A sharp increase in turkey production is responsible for the present prices, officials said yesterday.

While turkey costs hover near or slightly below year-ago levels, the traditional trimmings have zoomed upward nearly 20 percent -- double the over all food price inflation rate.

Big birds weighing 16 pounds or more are priced about 8 percent below last year at most area supermarkets. Medium-sized turkeys tipping the scales at 10 to 15 pounds -- probably the most popular size -- cost essentially the same as last year.

Small turkeys weighing under 10 pounds are the only ones with higher price tags. But the 5 percent increase for small turkeys withers when compared to the 10 percent grocery increase recorded by the Consumer Price Index over the past year.

Prices for frozen turkeys at Giant and Safeway are set by a three-tiered system, similar to that used for eggs. The small Armour turkey, for example, cost 79 cents a pound; the medium, 75 cents a pound and the large, 69 cents a pound.

Last year that same turkey cost 75 cents a pound, regardless of size.

The staggered pricing also is used on the popular Swift's Premium basted "butterball" turkey, which was marked 99 cents a pound, small; 95 cents a pound, medium, and 89 cents a pound, large. Area chains sold all weights of the Swift's butterball turkey last Thanksgiving for 95 cents a pound.

One turkey industry official said yesterday that smaller turkeys are more expensive to grow per pound than larger turkeys.

"It is true that they eat less," said Lew Walts, executive vice president of the National Turkey Federation, a trade association based in Reston. "But the smaller turkey doesn't convert feed to meat as efficiently as a larger turkey," he said.

In effect, the cost of feeding a turkey is greatest when it is young and in need of higher-priced high-protein feed -- usually soybean meal complemented with corn, Walts said. As the bird matures, it needs less soybean meal and more corn.

Government and industry analysts agreed that increased production helped keep turkey prices down this Thanksgiving.

"We grew a record turkey crop -- 13 million head," said Walts.

The U.S. Department of Agriculture estimates that 1979 turkey production will be up about 10 percent over last year, with nearly 2.2 billion pounds of turkey trotting to market by the end of December.

Accoutrements for the Thanksgiving dinner -- unlike the star of the meal -- have risen substantially, according to a random sampling yesterday of some food prices.

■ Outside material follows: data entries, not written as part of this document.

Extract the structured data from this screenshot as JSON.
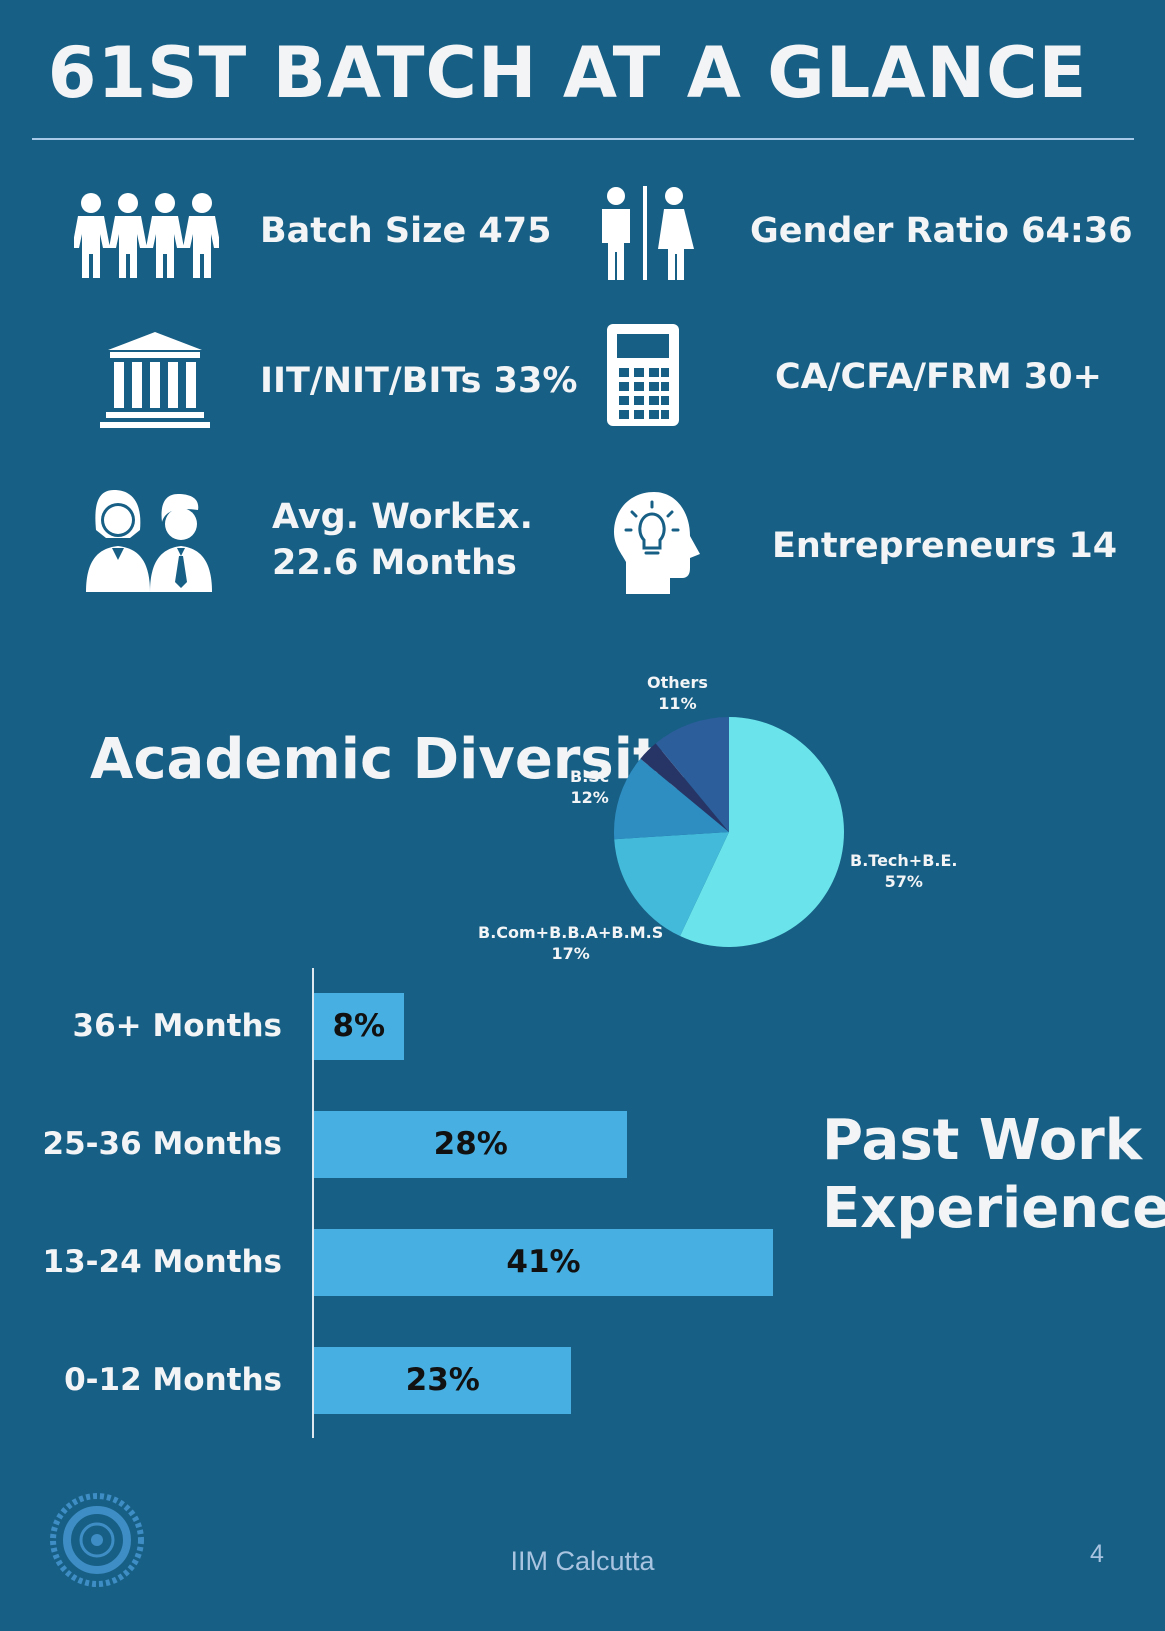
{
  "header": {
    "title": "61ST BATCH AT A GLANCE"
  },
  "stats": {
    "batch_size": "Batch Size 475",
    "gender_ratio": "Gender Ratio 64:36",
    "iit_nit_bits": "IIT/NIT/BITs 33%",
    "ca_cfa_frm": "CA/CFA/FRM 30+",
    "workex_line1": "Avg. WorkEx.",
    "workex_line2": "22.6 Months",
    "entrepreneurs": "Entrepreneurs 14"
  },
  "icons": {
    "batch": "group-people-icon",
    "gender": "man-woman-icon",
    "institute": "institution-building-icon",
    "calculator": "calculator-icon",
    "workex": "professionals-icon",
    "idea": "lightbulb-head-icon",
    "logo": "iim-calcutta-logo"
  },
  "colors": {
    "background": "#175f85",
    "bar": "#47afe1",
    "pie_btech": "#6ae4ea",
    "pie_bcom": "#43bad9",
    "pie_bsc": "#2e8dc1",
    "pie_others_dark": "#273566",
    "pie_others": "#2b5e9a"
  },
  "chart_data": [
    {
      "type": "pie",
      "title": "Academic Diversity",
      "slices": [
        {
          "label": "B.Tech+B.E.",
          "value": 57,
          "display": "57%"
        },
        {
          "label": "B.Com+B.B.A+B.M.S",
          "value": 17,
          "display": "17%"
        },
        {
          "label": "B.Sc",
          "value": 12,
          "display": "12%"
        },
        {
          "label": "",
          "value": 3,
          "display": ""
        },
        {
          "label": "Others",
          "value": 11,
          "display": "11%"
        }
      ]
    },
    {
      "type": "bar",
      "orientation": "horizontal",
      "title": "Past Work Experience",
      "categories": [
        "36+ Months",
        "25-36 Months",
        "13-24 Months",
        "0-12 Months"
      ],
      "values": [
        8,
        28,
        41,
        23
      ],
      "value_labels": [
        "8%",
        "28%",
        "41%",
        "23%"
      ],
      "xlim": [
        0,
        41
      ]
    }
  ],
  "footer": {
    "text": "IIM Calcutta",
    "page_number": "4"
  }
}
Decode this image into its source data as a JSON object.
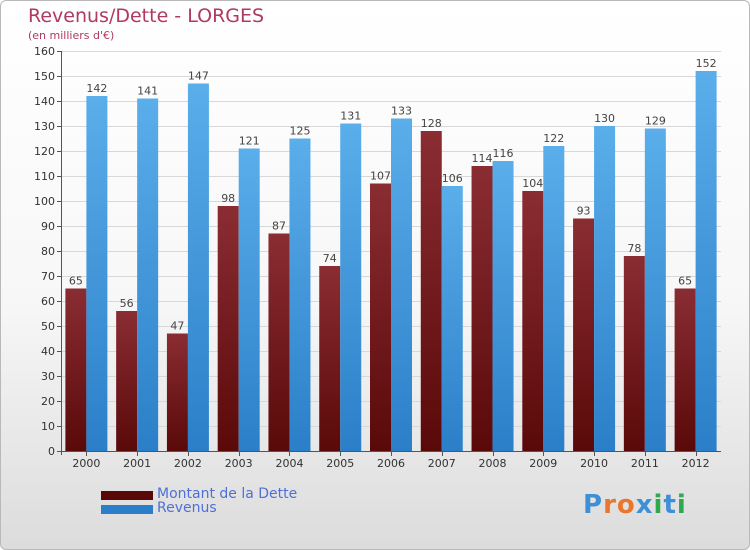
{
  "title": "Revenus/Dette - LORGES",
  "subtitle": "(en milliers d'€)",
  "colors": {
    "dette_top": "#8a2d33",
    "dette_bottom": "#5a0909",
    "revenus_top": "#5aaeea",
    "revenus_bottom": "#2b7fc8",
    "title": "#b0395f",
    "legend_text": "#4f6fd6"
  },
  "legend": {
    "dette_label": "Montant de la Dette",
    "revenus_label": "Revenus"
  },
  "logo": {
    "text": "Proxiti",
    "letters": [
      "P",
      "r",
      "o",
      "x",
      "i",
      "t",
      "i"
    ],
    "letter_colors": [
      "#3d8fd6",
      "#e8762d",
      "#e8762d",
      "#3d8fd6",
      "#2fa84f",
      "#3d8fd6",
      "#2fa84f"
    ]
  },
  "chart_data": {
    "type": "bar",
    "categories": [
      "2000",
      "2001",
      "2002",
      "2003",
      "2004",
      "2005",
      "2006",
      "2007",
      "2008",
      "2009",
      "2010",
      "2011",
      "2012"
    ],
    "series": [
      {
        "name": "Montant de la Dette",
        "values": [
          65,
          56,
          47,
          98,
          87,
          74,
          107,
          128,
          114,
          104,
          93,
          78,
          65
        ]
      },
      {
        "name": "Revenus",
        "values": [
          142,
          141,
          147,
          121,
          125,
          131,
          133,
          106,
          116,
          122,
          130,
          129,
          152
        ]
      }
    ],
    "ylim": [
      0,
      160
    ],
    "ytick_step": 10,
    "grid": true,
    "legend_position": "bottom-left"
  }
}
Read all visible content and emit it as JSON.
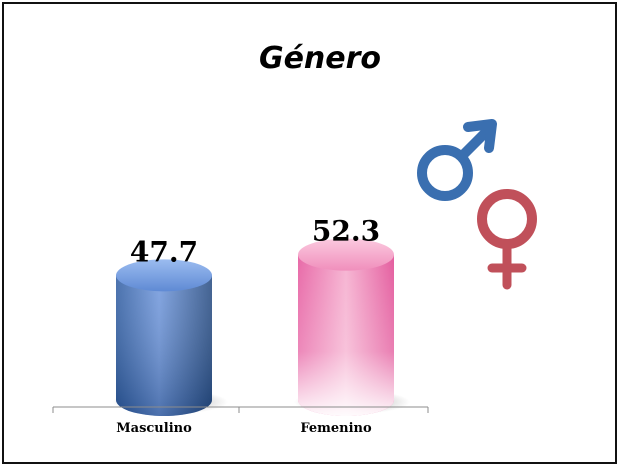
{
  "chart_data": {
    "type": "bar",
    "title": "Género",
    "categories": [
      "Masculino",
      "Femenino"
    ],
    "values": [
      47.7,
      52.3
    ],
    "value_labels": [
      "47.7",
      "52.3"
    ],
    "xlabel": "",
    "ylabel": "",
    "ylim": [
      0,
      60
    ],
    "grid": false,
    "legend": "none",
    "colors": {
      "masculino_light": "#8fb3ec",
      "masculino_dark": "#2c5aa0",
      "femenino_light": "#f4a6cb",
      "femenino_dark": "#e85aa0"
    }
  },
  "decoration": {
    "male_symbol_color": "#3a6fb0",
    "female_symbol_color": "#c0505a",
    "male_symbol_icon": "male-symbol-icon",
    "female_symbol_icon": "female-symbol-icon"
  }
}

Fresh cranberries, for example, now cost 49 cents a pound, up 10 cents over last year. Celery, a key ingredient for dressing, now costs 50 cents, an increase of 11 cents over last year. Four pounds of yams now sell for $1, up 20 cents.

One item that costs the same as last year is broccoli, available for 49 cents a pound.

The total cost for the four items: $2.48, compared to $2.07 a year ago. That amounts to almost a 20 percent increase in one year.

Pumpkins also have climbed in price. "But that is immaterial," a chain official said. "Because we're out of them anyway."